日常と超常の連続体
★★★★★
「ざらざら」の姉妹編。雑誌連載の22編が収録されている。一話は3枚程度。基本的に一話完結だが、「修三ちゃんの黒豆」「道明寺二つ」は、おかま改めゲイの修三ちゃんと杏子の、「ざらざら」から続くシリーズになっている。それと、小人の山口さんを挟んで3話がスピンオフしながらつながっている。
読後振り返って気付くのは、不思議話が意外と少ないことだ。第一話の「海石(いくり)」が不思議話の代表なのだが、これを冒頭にガーンとかまされることで、この極小短編集全体を、不思議話のように錯覚してしまうのだ。
だが、「海石」(よくこんな不思議な言葉を拾ってきましたね)、恋人のおばあさんの幽霊、小人の山口さん、ドッペルゲンガーくらいしか超常的存在は登場しないのだ。落ち着いて読むと、ほとんどがごく普通のことなのだ。陶芸家にしろ無宿人にしろ、日常の周辺に平凡に存在する。これらを不思議話に読ませてしまうのが、作者の仕掛けなのだ。
それと、川上さん、なんか人生突き抜けましたね。セックスも結婚しない女もあっさりニュートラルに描いちゃうし、タイトルの一つに「きんたま」って…。ちょっと弘美さーん。
抽象画の小品
★★★★☆
ますますの不思議ワールドで、ちょっと仏文学的な、唄ならシャンソンか、絵なら淡い水彩の抽象画か、寂しさも、棘も、大人っぽく、川上ワールドは、素人を寄せ付けない雰囲気も出てきた。一貫して変わらないのは、常に出てくる美味しそうなものたち。哀しさや辛さに人間味を与える効果的な素材として登場する。
人とのおつきあいには、こういう空気感がほしい。なんでもかんでも群れたがることに疲れたあなたへ。
★★★★☆
うすい和紙、あるいはレンジフードにかぶせる白い網上のシート様のものがいつも体のまわりにあって、普段はひととは密着せず、無用に傷つかないような仕様になっている。必要な時には自由に取り外しできる。そんな人間界があったらいいな、そんな世界をみせてくれる。冷たくもなく、熱くなく、かといってぬるいわけではない。体温にあわせて適温。修羅場でも不快でなく心地よい。少しミントの香りがするような不思議な空気が作品全体を包んでいます。
文字の絵本
★★★★★
川上さんの作品は好きで良く読んでいます
この本は、川上さん独特のセンス「文字の絵本」そのものです
「ひらがな」が多い分、やわらかい感じに受けるストーリーも、結構トゲがあったり、大人しか理解できないエロがあったり
気負わず「たらりん」とした気分で読める小説
読み終えた後も「たらりん」とした妙な心地よさが心に残る
大人にしかわからない、川上ワールドの「文字絵本」オススメです
ようこそ、ひらがなワールドへ
★★★★☆
雑誌「クウネル」に連載していた短編をまとめた一冊。一作目『海石』の書き出し「あたしたちは、穴に住む。」で一気に川上ワールドへ。
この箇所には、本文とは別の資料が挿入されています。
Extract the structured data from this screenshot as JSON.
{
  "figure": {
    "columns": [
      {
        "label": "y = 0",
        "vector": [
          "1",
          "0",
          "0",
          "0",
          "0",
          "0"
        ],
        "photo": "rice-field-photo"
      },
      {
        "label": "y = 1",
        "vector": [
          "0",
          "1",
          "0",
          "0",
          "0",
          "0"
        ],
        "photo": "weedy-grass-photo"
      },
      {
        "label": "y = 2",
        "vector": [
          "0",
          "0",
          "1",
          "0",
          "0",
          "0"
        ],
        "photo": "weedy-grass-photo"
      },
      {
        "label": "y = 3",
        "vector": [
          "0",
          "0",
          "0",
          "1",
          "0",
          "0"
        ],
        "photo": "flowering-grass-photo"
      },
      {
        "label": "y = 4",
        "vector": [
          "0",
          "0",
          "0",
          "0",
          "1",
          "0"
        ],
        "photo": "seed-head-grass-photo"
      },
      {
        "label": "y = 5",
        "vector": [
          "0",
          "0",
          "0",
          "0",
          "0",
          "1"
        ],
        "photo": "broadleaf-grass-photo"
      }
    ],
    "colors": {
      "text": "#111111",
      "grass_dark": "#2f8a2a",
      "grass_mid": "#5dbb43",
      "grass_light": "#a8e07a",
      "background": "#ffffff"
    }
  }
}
「ちかぢか」とか、「小わきにかかえた」とか、あえてひらがなを多用することで独特のタッチが生まれ、そこに登場する人魚のような生物やコロボックルや、どこにでもいそうな普通の人の心の動きが丁寧に描かれている。ジェットコースターのようなエンターテイメント小説も楽しいけれど、会社や学校でなんだか疲れた日の夜に一編ずつ読んでいくとなんだか心地よく眠ることができそうです。